A brisa esfriou o tempo e nos expulsou bem antes do que pretendíamos. Ainda bem, pois abraçamos uma experiência culinária e existencial sem igual.


Maria D'Ajuda, esse é o nome dela. D'Ajuda, tão simbólico, tão representativo, tão significativo... Separou-se, por própria escolha, quando o caçula dos oito filhos tinha menos de 10 anos. Aprumou a coragem e elegeu a incerteza. O marido sumiu. Nenhuma ajuda nesses mais de 50 anos.


Pode até ser uma história como a de muitas mulheres negras brasileiras. Filhos cuidam dos irmãos menores enquanto, nas claras horas do dia, se ausentam. Varrendo, lavando e cozinhando em casa de patroas, trazem, quando muito, o escasso leite das crias. Sozinhas, extraem da esperança a força para matar seu leão diário.

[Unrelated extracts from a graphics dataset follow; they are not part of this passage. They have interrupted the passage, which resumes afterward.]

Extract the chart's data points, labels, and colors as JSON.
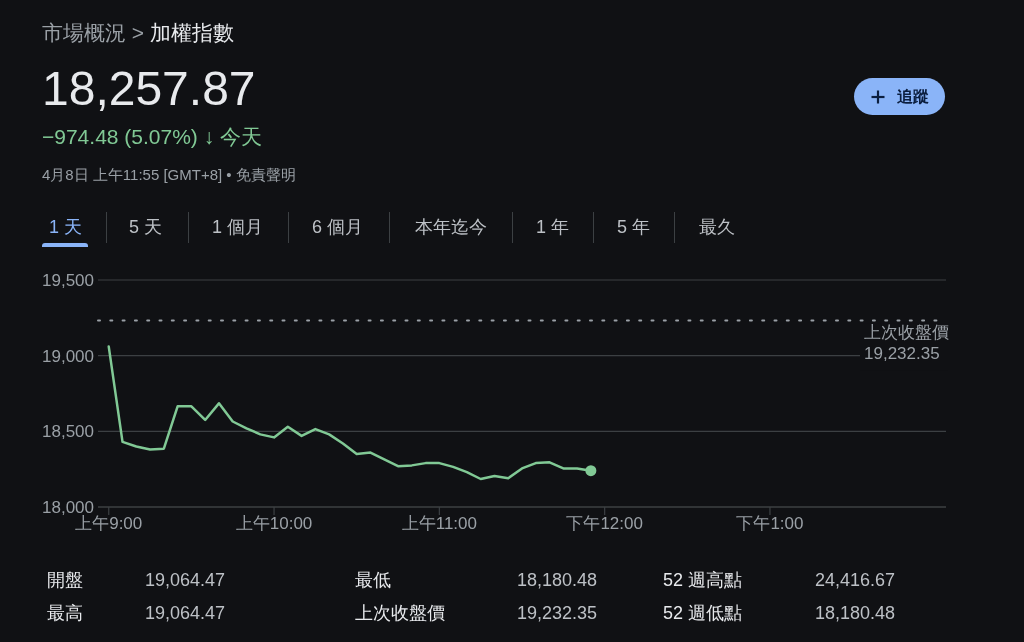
{
  "chart_data": {
    "type": "line",
    "title": "市場概況 > 加權指數",
    "subtitle": "18,257.87",
    "annotations": [
      "−974.48 (5.07%) ↓ 今天",
      "4月8日 上午11:55 [GMT+8] • 免責聲明",
      "1 天",
      "5 天",
      "1 個月",
      "6 個月",
      "本年迄今",
      "1 年",
      "5 年",
      "最久",
      "追蹤",
      "開盤 19,064.47",
      "最低 18,180.48",
      "52 週高點 24,416.67",
      "最高 19,064.47",
      "上次收盤價 19,232.35",
      "52 週低點 18,180.48"
    ],
    "categories": [
      "上午9:00",
      null,
      null,
      null,
      null,
      null,
      null,
      null,
      null,
      null,
      null,
      null,
      "上午10:00",
      null,
      null,
      null,
      null,
      null,
      null,
      null,
      null,
      null,
      null,
      null,
      "上午11:00",
      null,
      null,
      null,
      null,
      null,
      null,
      null,
      null,
      null,
      null,
      null,
      "下午12:00",
      null,
      null,
      null,
      null,
      null,
      null,
      null,
      null,
      null,
      null,
      null,
      "下午1:00",
      null,
      null,
      null,
      null,
      null,
      null,
      null,
      null,
      null,
      null,
      null,
      null
    ],
    "series": [
      {
        "color": "#81c995",
        "values": [
          19060,
          18430,
          18400,
          18380,
          18385,
          18665,
          18665,
          18575,
          18685,
          18565,
          18520,
          18480,
          18460,
          18530,
          18470,
          18515,
          18480,
          18420,
          18350,
          18360,
          18315,
          18270,
          18275,
          18290,
          18290,
          18265,
          18230,
          18185,
          18205,
          18190,
          18255,
          18290,
          18295,
          18255,
          18255,
          18240,
          null,
          null,
          null,
          null,
          null,
          null,
          null,
          null,
          null,
          null,
          null,
          null,
          null,
          null,
          null,
          null,
          null,
          null,
          null,
          null,
          null,
          null,
          null,
          null,
          null
        ]
      },
      {
        "type": "scatter",
        "color": "#81c995",
        "values": [
          null,
          null,
          null,
          null,
          null,
          null,
          null,
          null,
          null,
          null,
          null,
          null,
          null,
          null,
          null,
          null,
          null,
          null,
          null,
          null,
          null,
          null,
          null,
          null,
          null,
          null,
          null,
          null,
          null,
          null,
          null,
          null,
          null,
          null,
          null,
          18240,
          null,
          null,
          null,
          null,
          null,
          null,
          null,
          null,
          null,
          null,
          null,
          null,
          null,
          null,
          null,
          null,
          null,
          null,
          null,
          null,
          null,
          null,
          null,
          null,
          null
        ]
      }
    ],
    "ylim": [
      18000,
      19500
    ],
    "yticks": [
      {
        "value": 18000,
        "label": "18,000"
      },
      {
        "value": 18500,
        "label": "18,500"
      },
      {
        "value": 19000,
        "label": "19,000"
      },
      {
        "value": 19500,
        "label": "19,500"
      }
    ],
    "ref_lines": [
      {
        "axis": "y",
        "value": 19232.35,
        "label": "上次收盤價19,232.35",
        "color": "#9aa0a6",
        "line_style": "dotted"
      }
    ],
    "grid": "y",
    "line_style": "solid"
  }
}
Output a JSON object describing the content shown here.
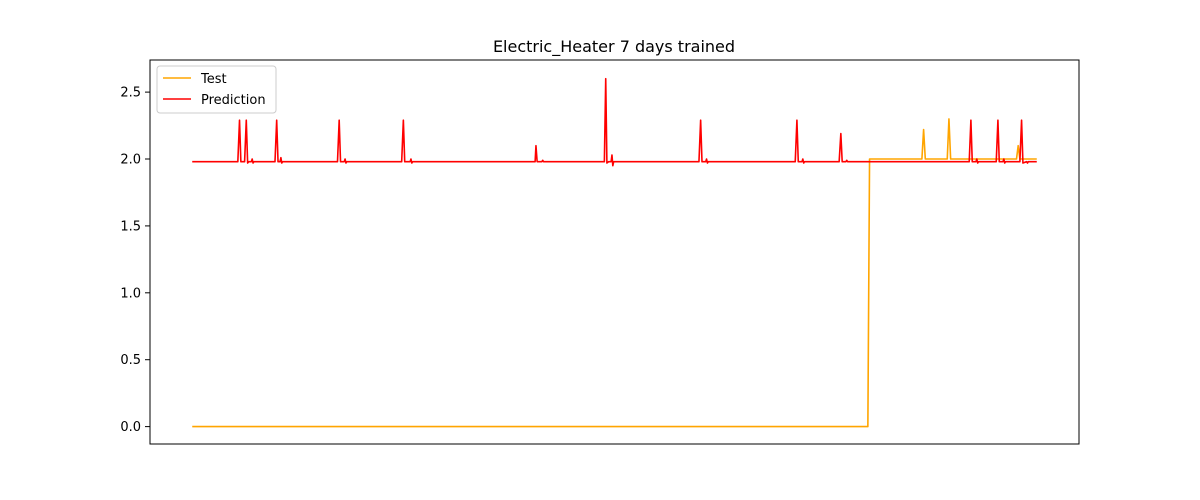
{
  "chart_data": {
    "type": "line",
    "title": "Electric_Heater 7 days trained",
    "xlabel": "",
    "ylabel": "",
    "x_ticks_visible": false,
    "xlim": [
      -25,
      525
    ],
    "ylim": [
      -0.13,
      2.74
    ],
    "y_ticks": [
      0.0,
      0.5,
      1.0,
      1.5,
      2.0,
      2.5
    ],
    "y_tick_labels": [
      "0.0",
      "0.5",
      "1.0",
      "1.5",
      "2.0",
      "2.5"
    ],
    "grid": false,
    "legend": {
      "placement": "top-left",
      "entries": [
        {
          "label": "Test",
          "color": "#ffa500"
        },
        {
          "label": "Prediction",
          "color": "#ff0000"
        }
      ]
    },
    "series": [
      {
        "name": "Test",
        "color": "#ffa500",
        "points": [
          [
            0,
            0.0
          ],
          [
            400,
            0.0
          ],
          [
            401,
            2.0
          ],
          [
            432,
            2.0
          ],
          [
            433,
            2.22
          ],
          [
            434,
            2.0
          ],
          [
            447,
            2.0
          ],
          [
            448,
            2.3
          ],
          [
            449,
            2.0
          ],
          [
            488,
            2.0
          ],
          [
            489,
            2.1
          ],
          [
            490,
            2.0
          ],
          [
            500,
            2.0
          ]
        ]
      },
      {
        "name": "Prediction",
        "color": "#ff0000",
        "points": [
          [
            0,
            1.98
          ],
          [
            27,
            1.98
          ],
          [
            28,
            2.29
          ],
          [
            28.8,
            1.98
          ],
          [
            31,
            1.98
          ],
          [
            32,
            2.29
          ],
          [
            32.8,
            1.97
          ],
          [
            33.5,
            1.98
          ],
          [
            35,
            1.98
          ],
          [
            35.5,
            2.0
          ],
          [
            36,
            1.97
          ],
          [
            36.5,
            1.98
          ],
          [
            49,
            1.98
          ],
          [
            50,
            2.29
          ],
          [
            50.8,
            1.98
          ],
          [
            52,
            1.98
          ],
          [
            52.5,
            2.01
          ],
          [
            53,
            1.97
          ],
          [
            53.5,
            1.98
          ],
          [
            86,
            1.98
          ],
          [
            87,
            2.29
          ],
          [
            87.8,
            1.98
          ],
          [
            90,
            1.98
          ],
          [
            90.5,
            2.0
          ],
          [
            91,
            1.97
          ],
          [
            91.5,
            1.98
          ],
          [
            124,
            1.98
          ],
          [
            125,
            2.29
          ],
          [
            125.8,
            1.98
          ],
          [
            129,
            1.98
          ],
          [
            129.5,
            2.0
          ],
          [
            130,
            1.97
          ],
          [
            130.5,
            1.98
          ],
          [
            203,
            1.98
          ],
          [
            203.5,
            2.1
          ],
          [
            204.2,
            1.98
          ],
          [
            207,
            1.98
          ],
          [
            207.5,
            1.99
          ],
          [
            208,
            1.98
          ],
          [
            244,
            1.98
          ],
          [
            244.8,
            2.6
          ],
          [
            245.5,
            1.97
          ],
          [
            246.5,
            1.98
          ],
          [
            248,
            1.98
          ],
          [
            248.5,
            2.03
          ],
          [
            249,
            1.95
          ],
          [
            249.5,
            1.98
          ],
          [
            300,
            1.98
          ],
          [
            301,
            2.29
          ],
          [
            301.8,
            1.98
          ],
          [
            304,
            1.98
          ],
          [
            304.5,
            2.0
          ],
          [
            305,
            1.97
          ],
          [
            305.5,
            1.98
          ],
          [
            357,
            1.98
          ],
          [
            358,
            2.29
          ],
          [
            358.8,
            1.98
          ],
          [
            361,
            1.98
          ],
          [
            361.5,
            2.0
          ],
          [
            362,
            1.97
          ],
          [
            362.5,
            1.98
          ],
          [
            383,
            1.98
          ],
          [
            384,
            2.19
          ],
          [
            384.8,
            1.98
          ],
          [
            387,
            1.98
          ],
          [
            387.5,
            1.99
          ],
          [
            388,
            1.98
          ],
          [
            460,
            1.98
          ],
          [
            461,
            2.29
          ],
          [
            461.8,
            1.98
          ],
          [
            464,
            1.98
          ],
          [
            464.5,
            2.0
          ],
          [
            465,
            1.97
          ],
          [
            465.5,
            1.98
          ],
          [
            476,
            1.98
          ],
          [
            477,
            2.29
          ],
          [
            477.8,
            1.98
          ],
          [
            480,
            1.98
          ],
          [
            480.5,
            2.0
          ],
          [
            481,
            1.97
          ],
          [
            481.5,
            1.98
          ],
          [
            490,
            1.98
          ],
          [
            491,
            2.29
          ],
          [
            491.8,
            1.97
          ],
          [
            494,
            1.98
          ],
          [
            494.5,
            1.97
          ],
          [
            495,
            1.98
          ],
          [
            500,
            1.98
          ]
        ]
      }
    ]
  }
}
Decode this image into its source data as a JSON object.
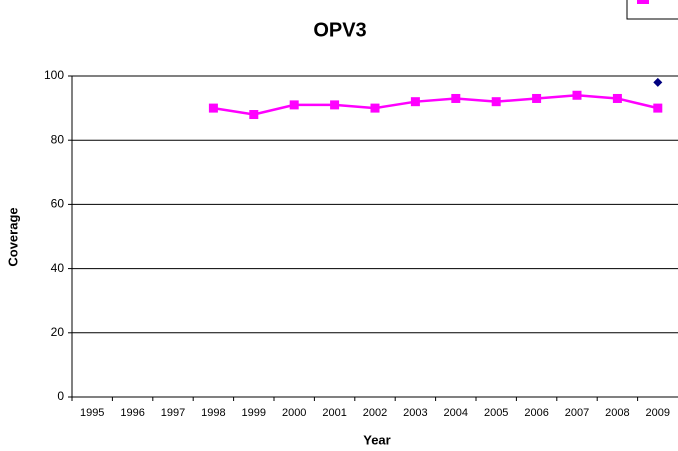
{
  "chart_data": {
    "type": "line",
    "title": "OPV3",
    "x_label": "Year",
    "y_label": "Coverage",
    "categories": [
      "1995",
      "1996",
      "1997",
      "1998",
      "1999",
      "2000",
      "2001",
      "2002",
      "2003",
      "2004",
      "2005",
      "2006",
      "2007",
      "2008",
      "2009"
    ],
    "series": [
      {
        "color": "#ff00ff",
        "marker": "square",
        "values": [
          null,
          null,
          null,
          90,
          88,
          91,
          91,
          90,
          92,
          93,
          92,
          93,
          94,
          93,
          90
        ]
      },
      {
        "color": "#000080",
        "marker": "diamond",
        "values": [
          null,
          null,
          null,
          null,
          null,
          null,
          null,
          null,
          null,
          null,
          null,
          null,
          null,
          null,
          98
        ]
      }
    ],
    "ylim": [
      0,
      100
    ],
    "yticks": [
      0,
      20,
      40,
      60,
      80,
      100
    ],
    "grid": true
  }
}
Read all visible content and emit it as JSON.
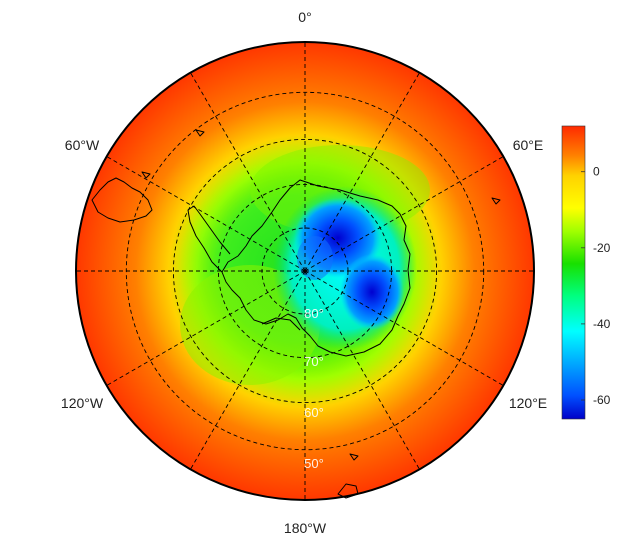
{
  "map": {
    "projection": "south-polar-stereographic",
    "colormap": "rainbow",
    "grid": true,
    "longitude_labels": {
      "top": "0°",
      "right_top": "60°E",
      "right_bottom": "120°E",
      "bottom": "180°W",
      "left_bottom": "120°W",
      "left_top": "60°W"
    },
    "latitude_labels": [
      "50°",
      "60°",
      "70°",
      "80°"
    ],
    "meridians_deg": [
      0,
      30,
      60,
      90,
      120,
      150,
      180,
      210,
      240,
      270,
      300,
      330
    ],
    "parallels_deg": [
      -50,
      -60,
      -70,
      -80
    ]
  },
  "colorbar": {
    "vmin": -65,
    "vmax": 12,
    "ticks": [
      "0",
      "-20",
      "-40",
      "-60"
    ],
    "colors": [
      "#ff2a00",
      "#ff8000",
      "#ffd200",
      "#ffff00",
      "#a0ff00",
      "#18e000",
      "#00ff80",
      "#00ffff",
      "#00a0ff",
      "#0050ff",
      "#0000c8"
    ]
  }
}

Parece algo corrente com o qual até nos habituamos. Banalizar a carência alheia expulsa de nossos corações a compaixão. Endurecidos, nem notamos nosso semelhante ser humano.


Não, Maria D'Ajuda é digna de admiração. Exemplo de vida simples em terra distante, parcos recursos e baixo letramento. Abreviou da vida sabedoria. Do anos fez aprendizado.


A neta, ainda criança, prenunciava.


— Quando crescer quero ir para a faculdade.


— Que isso menina, tire isso da cabeça... onde já se viu uma coisa dessas?!


Expropriada por anos em pousadas de empreendedores sulistas que, aos olhos desatentos, romanticamente trocam a vida agitada da capital pela calmaria da beira mar, D'Ajuda seguiu sua sina de "a quem de direito carrega essa terra com todo respeito", como diria Gilberto Gil em Índigo Blue.


Após a última demissão arquitetou um pequeno restaurante na varanda de sua casa. Soube captar o agrado de sabores culinários e estéticos daqueles que vinham em temporadas. A comida, uma delícia, o espaço, agradabilíssimo!


Quando a copa do mundo veio ao Brasil, aquela neta estudiosa e dedicada a pouco ingressara na Universidade Federal do Sul da Bahia. A primeira da família, entre irmãos, pais, tios e avós a cursar o superior do ensino médio. Quanta honra lhe coube. Quanto orgulho da avó. Quão emocionante foi ouvir D'Ajuda contar essa história. Quão inesperado seria, se não fosse...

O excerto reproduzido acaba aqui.